Fiquei alguns dias na dúvida se ia ou não à Cinelândia testemunhar o fato inusitado de termos por aqui um presidente americano a discursar em praça pública. Como fã de história, desenvolvi o faro específico para determinar quando se está participando de um acontecimento que será ensinado em salas de aula, ou, como parece querer a natureza, contado ao redor da fogueira em noites nucleares.
Senti isso ao ver Zélia na TV, na passeata dos caras pintadas, no 11 de setembro, na primeira eleição de Lula e na própria eleição do cidadão tão bem retratado em uma banca de novidades em uma livraria chique aqui do Rio (a foto foi tirada hoje às 17h!). Mas, desta vez, o cheiro é outro. Não espero garfada no pré-sal, solapada na biodiversidade amazônica, nem outros quetais.
E o que eu espero – embora não queira – , tão pouco será televisionado, escrito ou falado em público.
A visita e o discurso acontece no equinócio de Outono, data famosa em certos grupos, com certas inclinações e objetivos. Não, não acredito em seitas secretas ou coisas do gênero, em nova ordem mundial, em técnicas de dominação mental etc. Acho mídia da própria mídia para se justificar como tal. Mas, curto um bom argumento, um plot sugestivo. E este está pedindo.

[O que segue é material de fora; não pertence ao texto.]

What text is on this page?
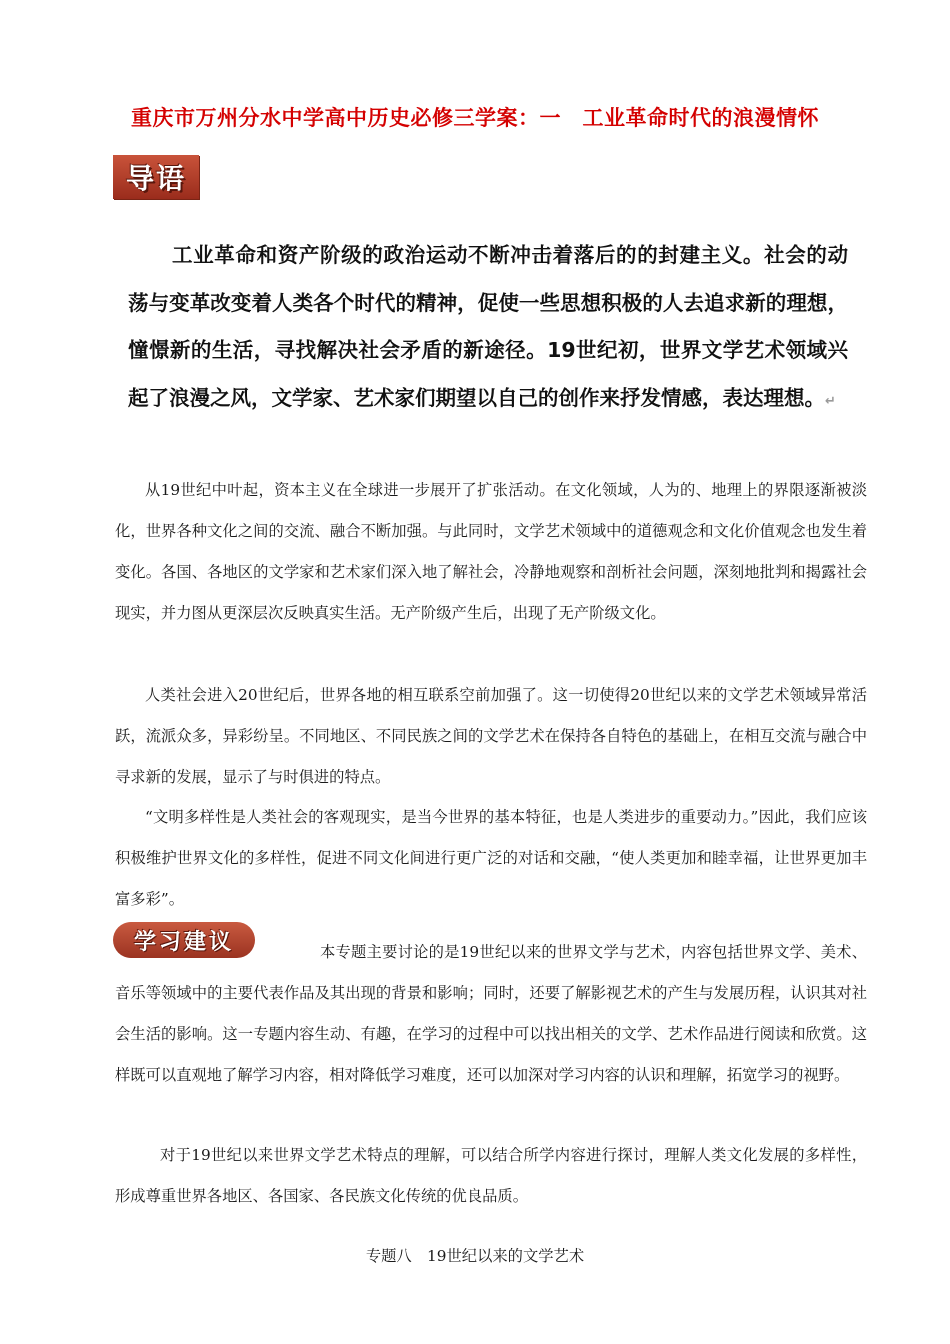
重庆市万州分水中学高中历史必修三学案：一　工业革命时代的浪漫情怀
导语
工业革命和资产阶级的政治运动不断冲击着落后的的封建主义。社会的动荡与变革改变着人类各个时代的精神，促使一些思想积极的人去追求新的理想，憧憬新的生活，寻找解决社会矛盾的新途径。19世纪初，世界文学艺术领域兴起了浪漫之风，文学家、艺术家们期望以自己的创作来抒发情感，表达理想。↵
从19世纪中叶起，资本主义在全球进一步展开了扩张活动。在文化领域，人为的、地理上的界限逐渐被淡化，世界各种文化之间的交流、融合不断加强。与此同时，文学艺术领域中的道德观念和文化价值观念也发生着变化。各国、各地区的文学家和艺术家们深入地了解社会，冷静地观察和剖析社会问题，深刻地批判和揭露社会现实，并力图从更深层次反映真实生活。无产阶级产生后，出现了无产阶级文化。
人类社会进入20世纪后，世界各地的相互联系空前加强了。这一切使得20世纪以来的文学艺术领域异常活跃，流派众多，异彩纷呈。不同地区、不同民族之间的文学艺术在保持各自特色的基础上，在相互交流与融合中寻求新的发展，显示了与时俱进的特点。
“文明多样性是人类社会的客观现实，是当今世界的基本特征，也是人类进步的重要动力。”因此，我们应该积极维护世界文化的多样性，促进不同文化间进行更广泛的对话和交融，“使人类更加和睦幸福，让世界更加丰富多彩”。
学习建议	本专题主要讨论的是19世纪以来的世界文学与艺术，内容包括世界文学、美术、音乐等领域中的主要代表作品及其出现的背景和影响；同时，还要了解影视艺术的产生与发展历程，认识其对社会生活的影响。这一专题内容生动、有趣，在学习的过程中可以找出相关的文学、艺术作品进行阅读和欣赏。这样既可以直观地了解学习内容，相对降低学习难度，还可以加深对学习内容的认识和理解，拓宽学习的视野。
对于19世纪以来世界文学艺术特点的理解，可以结合所学内容进行探讨，理解人类文化发展的多样性，形成尊重世界各地区、各国家、各民族文化传统的优良品质。
专题八　19世纪以来的文学艺术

Acompanhem:
Coincidentemente ou não, foi o mesmo em dia que em 1815 – Napoleão entrou em Paris após escapar de seu exílio em Elba, começando seu “Governo dos Cem Dias”; em 1848 aconteceu a Revoluções de dos Estados Alemães; em 1916 Albert Einstein publicou sua teoria geral da relatividade; em 1952 o Senado dos Estados Unidos ratificou o acordo de paz com o Japão; em 1995 foi realizado o atentado terrorista em cinco diferentes estações de metrô de Tóquio matando 1300 pessoas e, finalmente, em 2003 os EUA invadiu o Iraque.
Coincidência ou não, no mesmo dia, de frente para um Obelisco, o monarca do império saudará alguma coisa.
Dan Brown, diz aí…o que passa?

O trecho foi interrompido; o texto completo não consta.